There is only approximately 100 okapi in total in the U.S., with approximately 30 zoos housing okapi. Each okapi born in human care is extremely important to not only the zoo population but also the population in the Democratic Republic of Congo. There is not much known about animal okapi behavior in their natural habitat, so zoologists can use what they learn from okapi in human care to apply it to help save the ones in the Congo.
How do zoos help animals?
Having animals in zoos, it allows facilities to help connect people with animals and educate people about the species and their status in their natural habitat. That may be through conservation days, zookeeper chats, or a behind-the-scenes where you meet an okapi. To save species, it’s important to have breeding programs in place to develop a solid and stable population in human care. Conservation organizations, like the Okapi Conservation Project, are in the field educating local communities about the animals and how to help them. They are also working with the governments to help protect the species and save their natural habitat. With all of these components working together, a species can be saved.
How do zookeepers take care of pregnant animals?
When taking care of a pregnant animal, it’s especially important to monitor behavior and physical changes closely.
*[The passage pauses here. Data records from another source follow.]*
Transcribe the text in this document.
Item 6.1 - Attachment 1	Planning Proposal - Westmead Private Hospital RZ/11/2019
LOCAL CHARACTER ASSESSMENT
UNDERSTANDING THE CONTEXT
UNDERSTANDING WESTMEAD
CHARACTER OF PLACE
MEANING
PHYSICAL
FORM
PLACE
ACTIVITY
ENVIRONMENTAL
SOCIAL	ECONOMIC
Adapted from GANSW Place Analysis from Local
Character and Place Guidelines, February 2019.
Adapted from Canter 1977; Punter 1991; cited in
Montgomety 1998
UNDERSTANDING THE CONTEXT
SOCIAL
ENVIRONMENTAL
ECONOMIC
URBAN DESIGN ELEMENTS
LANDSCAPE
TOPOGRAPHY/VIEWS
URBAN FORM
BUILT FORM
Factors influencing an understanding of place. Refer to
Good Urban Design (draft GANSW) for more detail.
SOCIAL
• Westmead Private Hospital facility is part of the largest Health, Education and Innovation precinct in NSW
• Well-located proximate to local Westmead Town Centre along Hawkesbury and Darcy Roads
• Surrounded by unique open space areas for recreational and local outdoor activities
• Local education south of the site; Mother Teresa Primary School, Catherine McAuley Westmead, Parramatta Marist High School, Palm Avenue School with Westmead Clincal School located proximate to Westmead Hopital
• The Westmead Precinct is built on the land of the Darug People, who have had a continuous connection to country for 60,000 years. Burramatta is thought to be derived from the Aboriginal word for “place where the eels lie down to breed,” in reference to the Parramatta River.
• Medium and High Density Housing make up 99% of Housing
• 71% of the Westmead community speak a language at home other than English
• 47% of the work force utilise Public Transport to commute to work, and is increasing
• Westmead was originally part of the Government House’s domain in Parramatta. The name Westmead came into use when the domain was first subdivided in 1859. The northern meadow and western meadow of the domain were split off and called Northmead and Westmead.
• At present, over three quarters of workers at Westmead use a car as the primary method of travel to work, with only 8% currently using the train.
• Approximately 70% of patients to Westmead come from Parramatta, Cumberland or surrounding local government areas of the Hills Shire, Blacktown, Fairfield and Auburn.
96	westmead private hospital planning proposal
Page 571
By monitoring these things, you can know if any diet or housing changes need to be made to keep mom comfortable and healthy or when the baby may be about to make its appearance. There may be a lot of new training involved to allow for ultrasounds to determine pregnancy. Animal pregnancies may require a lot of housing preparation to get ready for the baby. For example, bedding down a stall for an animal to give birth on or baby-proofing the stalls.
How can you help okapi?
There are many ways to help the animal okapi. Whether that’s donating to the Okapi Conservation Project, recycling an old cell phone, or just spreading the word about okapi. One of the most unique, wildly different ways to save okapi is by visiting Tanganyika Wildlife Park and meeting the okapi that calls Tanganyika home! By booking the ultimate weekend package or by doing the giraffe and friends experience, you may have the opportunity to learn about the okapi, feed them, and maybe even pet them.
The okapi, endemic to the Democratic Republic of Congo, are one of the shyest and most elusive creatures on the planet. They are listed as endangered, and their numbers continue to decline, but through education and breeding programs, zoos worldwide are working hard to save them. The Okapi Conservation Project is in the Democratic Republic of Congo, educating local communities, providing community assistance, and working to protect the okapi that calls the Ituri Forest home. By visiting Tanganyika Wildlife Park, you can help save the okapi while seeing the okapi that calls Tanganyika home, Moyo, and Udumu!